Cons: Moondancer isn't quite enough to sustain a story by herself. Moondancer becomes too nice too quickly. Sheila is cute but stupid.
Notes; Ah, another Valentine's Day fic. A cloppy one using Moondancer, my 2'd favorite bookhorse after Twiley. You did very good work with her and it feels authentic. Moondancer is a character whose default state as we see in the show is not one of astounding vivacity or mental health. You remembered that. The result is a nice slow burn of a story with Moondancer gradually coming to open up in more ways than one ^.^. She goes from seeking pure isolation and being concerned only with herself to having company and being concerned with anotherpony. Moondancer makes the fic and her alone would be enough for me to give an upvote. I liked Sheila, but she didn't feel quite right to be a romantic partner, because she seemed stupid or brain damaged, or just not quite Moondancer's equal, almost like someone who's mentally slow enough to not need extra supervision, but would likely have trouble coping with being independent. I wished that there was more of the old stallion from the start for Moondancer to talk to, as after him, there was a very long stretch of just Moondancer which I honestly skimmed through. The sex was alright, and I appreciate that the bond and connection between the characters was more the point than the sexuality was. It felt like a frank, if rushed exploration of the place of physicality in how people connect. I appreciate that Sheila did use sex to bridge the gap with Moondancer, because it caters to who Sheila is and what her approach and understanding is.It also takes Moondancer partially out of her element, being the kind of character who wouldread a bookshelf on sexuality and lamenting her lack of sex while being beckoned by swingers to join them for fun. I can't say that I've read anything else about seaponies, but I would very much like to see your particular take on them expanded, though not necessarily in a sequel, for this story is very nicely self-contained.

I give your fic 8/10 flutteryays for being quite good and something i'll probably recommend to others.

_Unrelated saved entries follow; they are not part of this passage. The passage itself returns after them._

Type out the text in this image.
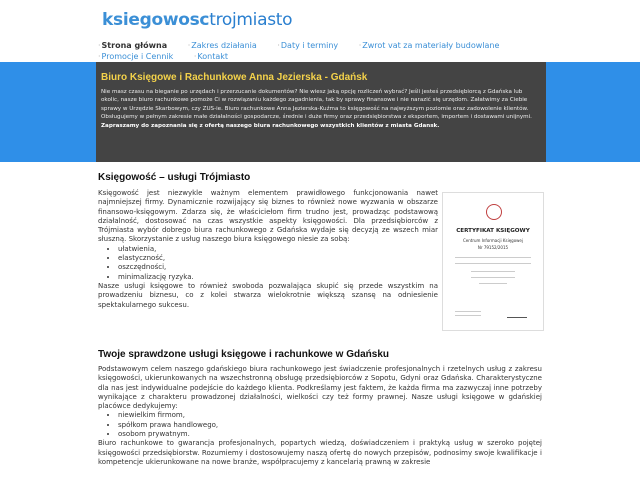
ksiegowosctrojmiasto
·Strona główna	·Zakres działania	·Daty i terminy	·Zwrot vat za materiały budowlane ·Promocje i Cennik	·Kontakt
Biuro Księgowe i Rachunkowe Anna Jezierska - Gdańsk

Nie masz czasu na bieganie po urzędach i przerzucanie dokumentów? Nie wiesz jaką opcję rozliczeń wybrać? Jeśli jesteś przedsiębiorcą z Gdańska lub okolic, nasze biuro rachunkowe pomoże Ci w rozwiązaniu każdego zagadnienia, tak by sprawy finansowe i nie narazić się urzędom. Załatwimy za Ciebie sprawy w Urzędzie Skarbowym, czy ZUS-ie. Biuro rachunkowe Anna Jezierska-Kuźma to księgowość na najwyższym poziomie oraz zadowolenie klientów. Obsługujemy w pełnym zakresie małe działalności gospodarcze, średnie i duże firmy oraz przedsiębiorstwa z eksportem, importem i dostawami unijnymi.
Zapraszamy do zapoznania się z ofertą naszego biura rachunkowego wszystkich klientów z miasta Gdansk.

Księgowość – usługi Trójmiasto
Księgowość jest niezwykle ważnym elementem prawidłowego funkcjonowania nawet najmniejszej firmy. Dynamicznie rozwijający się biznes to również nowe wyzwania w obszarze finansowo-księgowym. Zdarza się, że właściciełom firm trudno jest, prowadząc podstawową działalność, dostosować na czas wszystkie aspekty księgowości. Dla przedsiębiorców z Trójmiasta wybór dobrego biura rachunkowego z Gdańska wydaje się decyzją ze wszech miar słuszną. Skorzystanie z usług naszego biura księgowego niesie za sobą:
• ułatwienia,
• elastyczność,
• oszczędności,
• minimalizację ryzyka.
Nasze usługi księgowe to również swoboda pozwalająca skupić się przede wszystkim na prowadzeniu biznesu, co z kolei stwarza wielokrotnie większą szansę na odniesienie spektakularnego sukcesu.
CERTYFIKAT KSIĘGOWY
Centrum Informacji Księgowej
Nr 79152/2015
Twoje sprawdzone usługi księgowe i rachunkowe w Gdańsku
Podstawowym celem naszego gdańskiego biura rachunkowego jest świadczenie profesjonalnych i rzetelnych usług z zakresu księgowości, ukierunkowanych na wszechstronną obsługę przedsiębiorców z Sopotu, Gdyni oraz Gdańska. Charakterystyczne dla nas jest indywidualne podejście do każdego klienta. Podkreślamy jest faktem, że każda firma ma zazwyczaj inne potrzeby wynikające z charakteru prowadzonej działalności, wielkości czy też formy prawnej. Nasze usługi księgowe w gdańskiej placówce dedykujemy:
• niewielkim firmom,
• spółkom prawa handlowego,
• osobom prywatnym.
Biuro rachunkowe to gwarancja profesjonalnych, popartych wiedzą, doświadczeniem i praktyką usług w szeroko pojętej księgowości przedsiębiorstw. Rozumiemy i dostosowujemy naszą ofertę do nowych przepisów, podnosimy swoje kwalifikacje i kompetencje ukierunkowane na nowe branże, współpracujemy z kancelarią prawną w zakresie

:yay::yay::yay::yay::yay::yay::yay::yay:

7954171 First of all, the review was worth the wait. :pinkiehappy:

Second, I knew I wasn't the only one who noticed the pacing issue in the second half. I would've given more of a slow build between Moondancer and Sheila, but I realized the story was becoming inflated enough and chickened out. Something I'll try to prevent from now on. Third, the way that Sheila talks here is basically how seaponies in this world talk generally. They travel in pods and are not used to addressing themselves in the first person; they're selfless to some degree, and since they're usually with each other they serve one another's needs and wants on a regular basis. And like dolphins they're pretty sexually active and affectionate, so combine that with inherent altruism and it becomes easier to see why Sheila would do what she did to Moondancer as a thank-you for taking care of her.

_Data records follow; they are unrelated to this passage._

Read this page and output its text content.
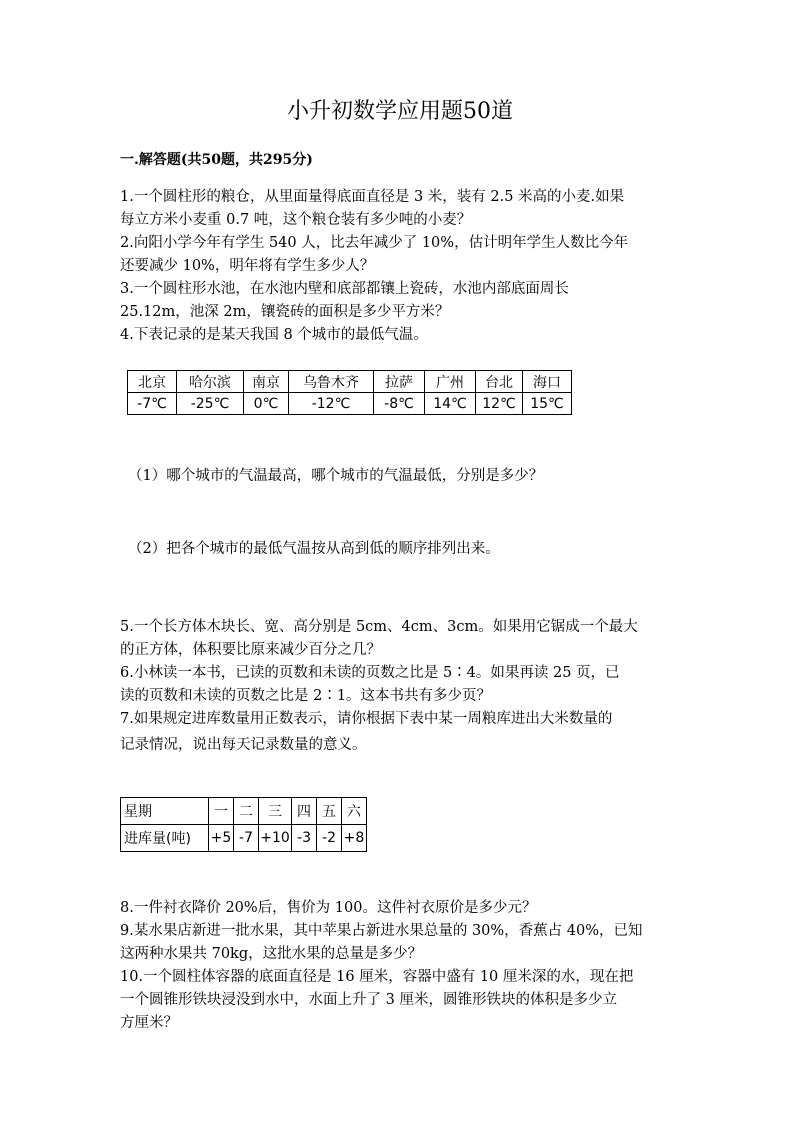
小升初数学应用题50道
一.解答题(共50题，共295分)

1.一个圆柱形的粮仓，从里面量得底面直径是 3 米，装有 2.5 米高的小麦.如果

每立方米小麦重 0.7 吨，这个粮仓装有多少吨的小麦？

2.向阳小学今年有学生 540 人，比去年减少了 10%，估计明年学生人数比今年

还要减少 10%，明年将有学生多少人？

3.一个圆柱形水池，在水池内壁和底部都镶上瓷砖，水池内部底面周长

25.12m，池深 2m，镶瓷砖的面积是多少平方米？

4.下表记录的是某天我国 8 个城市的最低气温。

北京	哈尔滨	南京	乌鲁木齐	拉萨	广州	台北	海口
-7℃	-25℃	0℃	-12℃	-8℃	14℃	12℃	15℃
（1）哪个城市的气温最高，哪个城市的气温最低，分别是多少？
（2）把各个城市的最低气温按从高到低的顺序排列出来。

5.一个长方体木块长、宽、高分别是 5cm、4cm、3cm。如果用它锯成一个最大

的正方体，体积要比原来减少百分之几？

6.小林读一本书，已读的页数和未读的页数之比是 5∶4。如果再读 25 页，已

读的页数和未读的页数之比是 2∶1。这本书共有多少页？

7.如果规定进库数量用正数表示，请你根据下表中某一周粮库进出大米数量的

记录情况，说出每天记录数量的意义。
星期	一	二	三	四	五	六
进库量(吨)	+5	-7	+10	-3	-2	+8

8.一件衬衣降价 20%后，售价为 100。这件衬衣原价是多少元？

9.某水果店新进一批水果，其中苹果占新进水果总量的 30%，香蕉占 40%，已知

这两种水果共 70kg，这批水果的总量是多少？

10.一个圆柱体容器的底面直径是 16 厘米，容器中盛有 10 厘米深的水，现在把

一个圆锥形铁块浸没到水中，水面上升了 3 厘米，圆锥形铁块的体积是多少立

方厘米？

As for expanding on my version of seaponies, I certainly hope to do that in the future. Not for a long while, but something that demonstrates them as a pod and not just one individual out of water. :twilightblush:

7949606
Damnit you beat me to it

7954806 Someone was quick to get the reference. :rainbowlaugh:

"I might not be a doctor, but I've read a book or two on the subject!"

And she stayed at a Holiday Inn Express last night! :rainbowwild:

No sequel?

This kinda reminds me of a game called Firewatch.

A good read, really hitting some interesting areas.